Paul Henri Spaak, ein ehemaliger belgischer Premierminister, einer der vergessen Gründungsväter der Europäischen Union, hat einmal gesagt, es gibt in Europa nur zwei Arten von Ländern: Kleine Länder und Länder, die noch nicht gemerkt haben, dass sie klein sind. Und ich glaube, da ist was dran. Vor allen Dingen heute, wenn wir uns in diesem Zeitalter mit den Herausforderungen auseinandersetzen müssen, auch mit den geostrategischen Machtspielen, die es zur Zeit gibt. Damit meine ich nicht nur „America first“, damit meine ich auch China, auch Russland.
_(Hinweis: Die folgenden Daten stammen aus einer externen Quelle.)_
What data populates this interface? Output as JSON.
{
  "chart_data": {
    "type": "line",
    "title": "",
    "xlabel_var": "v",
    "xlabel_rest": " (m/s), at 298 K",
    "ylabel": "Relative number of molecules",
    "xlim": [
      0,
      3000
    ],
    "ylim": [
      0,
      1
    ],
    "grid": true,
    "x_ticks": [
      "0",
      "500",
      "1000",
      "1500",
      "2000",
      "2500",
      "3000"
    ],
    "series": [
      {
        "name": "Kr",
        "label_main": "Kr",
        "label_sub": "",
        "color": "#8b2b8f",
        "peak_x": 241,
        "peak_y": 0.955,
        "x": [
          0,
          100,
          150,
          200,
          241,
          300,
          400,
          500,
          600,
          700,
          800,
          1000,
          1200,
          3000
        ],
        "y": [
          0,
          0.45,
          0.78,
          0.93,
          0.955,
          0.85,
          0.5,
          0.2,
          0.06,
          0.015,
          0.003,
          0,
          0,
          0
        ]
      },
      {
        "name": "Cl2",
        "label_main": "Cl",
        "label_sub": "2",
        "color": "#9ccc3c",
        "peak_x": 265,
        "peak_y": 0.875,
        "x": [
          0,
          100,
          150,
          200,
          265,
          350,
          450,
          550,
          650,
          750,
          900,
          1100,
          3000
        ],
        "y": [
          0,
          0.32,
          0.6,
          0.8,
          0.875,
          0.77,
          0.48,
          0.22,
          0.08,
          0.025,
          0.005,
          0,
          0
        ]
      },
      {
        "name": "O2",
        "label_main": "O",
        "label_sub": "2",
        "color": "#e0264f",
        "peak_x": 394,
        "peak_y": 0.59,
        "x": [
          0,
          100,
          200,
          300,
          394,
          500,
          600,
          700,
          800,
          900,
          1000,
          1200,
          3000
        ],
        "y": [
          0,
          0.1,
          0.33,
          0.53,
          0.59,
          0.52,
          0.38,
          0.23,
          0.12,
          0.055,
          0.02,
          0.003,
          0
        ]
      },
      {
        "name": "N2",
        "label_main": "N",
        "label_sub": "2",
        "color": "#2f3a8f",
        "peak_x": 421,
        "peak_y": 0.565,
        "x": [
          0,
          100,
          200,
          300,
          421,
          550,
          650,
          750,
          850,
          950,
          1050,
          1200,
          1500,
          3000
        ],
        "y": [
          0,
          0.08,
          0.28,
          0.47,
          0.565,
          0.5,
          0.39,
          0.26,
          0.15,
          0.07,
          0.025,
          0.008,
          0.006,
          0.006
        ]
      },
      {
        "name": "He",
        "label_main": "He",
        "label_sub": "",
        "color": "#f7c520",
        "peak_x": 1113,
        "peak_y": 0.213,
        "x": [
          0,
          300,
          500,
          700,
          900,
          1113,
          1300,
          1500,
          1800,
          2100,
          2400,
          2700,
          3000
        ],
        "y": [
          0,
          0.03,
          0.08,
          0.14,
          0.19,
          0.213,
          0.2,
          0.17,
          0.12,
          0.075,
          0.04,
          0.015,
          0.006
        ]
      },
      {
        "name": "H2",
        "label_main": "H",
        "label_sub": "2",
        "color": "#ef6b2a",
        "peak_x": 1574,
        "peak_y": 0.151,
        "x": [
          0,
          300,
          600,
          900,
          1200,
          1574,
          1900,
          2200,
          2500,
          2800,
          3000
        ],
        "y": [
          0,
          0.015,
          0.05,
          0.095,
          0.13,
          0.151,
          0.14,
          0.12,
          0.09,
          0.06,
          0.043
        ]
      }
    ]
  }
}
Da sind wir gut beraten, wenn wir die Geschlossenheit der Europäischen Union suchen, um unsere Werte und Interessen durchsetzen zu können.

Und der zweite Punkt, weshalb ich fest daran glaube, dass das der richtige Weg ist im Gegensatz zur Abschottung und Protektionismus und was es von den Populisten gibt: Alle Herausforderungen, alle großen Herausforderungen, mit denen wir uns im Moment auseinandersetzen, sind sehr unterschiedlich. Aber sie haben eine Gemeinsamkeit: Sie sind alle grenzenlos. Die Globalisierung kennt keine Grenzen. Der Klimawandel kennt keine Grenzen. Die Digitalisierung kennt keine Grenzen. Die Migration ist schon per se etwas, was mit der Überwindung von Grenzen zu tun hat. Und deshalb kann eigentlich in der Zeit, in der man sich solchen Herausforderungen gegenüber sieht, man nur daran festhalten und engagiert dafür arbeiten, dass es eben nicht diesen Rückfall in nationale Lösungsansätze gibt, sondern dass das, was wir als Multilateralismus bezeichnen, auch in Zukunft Bestand haben wird.
Aber so wie die Dinge sich entwickeln, muss man feststellen: das ist keine Selbstverständlichkeit mehr. Und wir müssen mehr dafür tun, als wir das in der Vergangenheit gewöhnt sind. Und auch deshalb will ich vielleicht noch einfügen und ich sage das als ein Vertreter meiner Generation, aufgewachsen in Westdeutschland: Alles, was mein Leben gut und schön macht – Freiheit, Rechtsstaat, Bürgerechte –musste ich mir nicht erkämpfen, es war alles schon da. Und ich kenne das aus meiner Generation, dass Viele das alles, weil sie es gar nicht anderes kennen, für Selbstverständlichkeiten halten.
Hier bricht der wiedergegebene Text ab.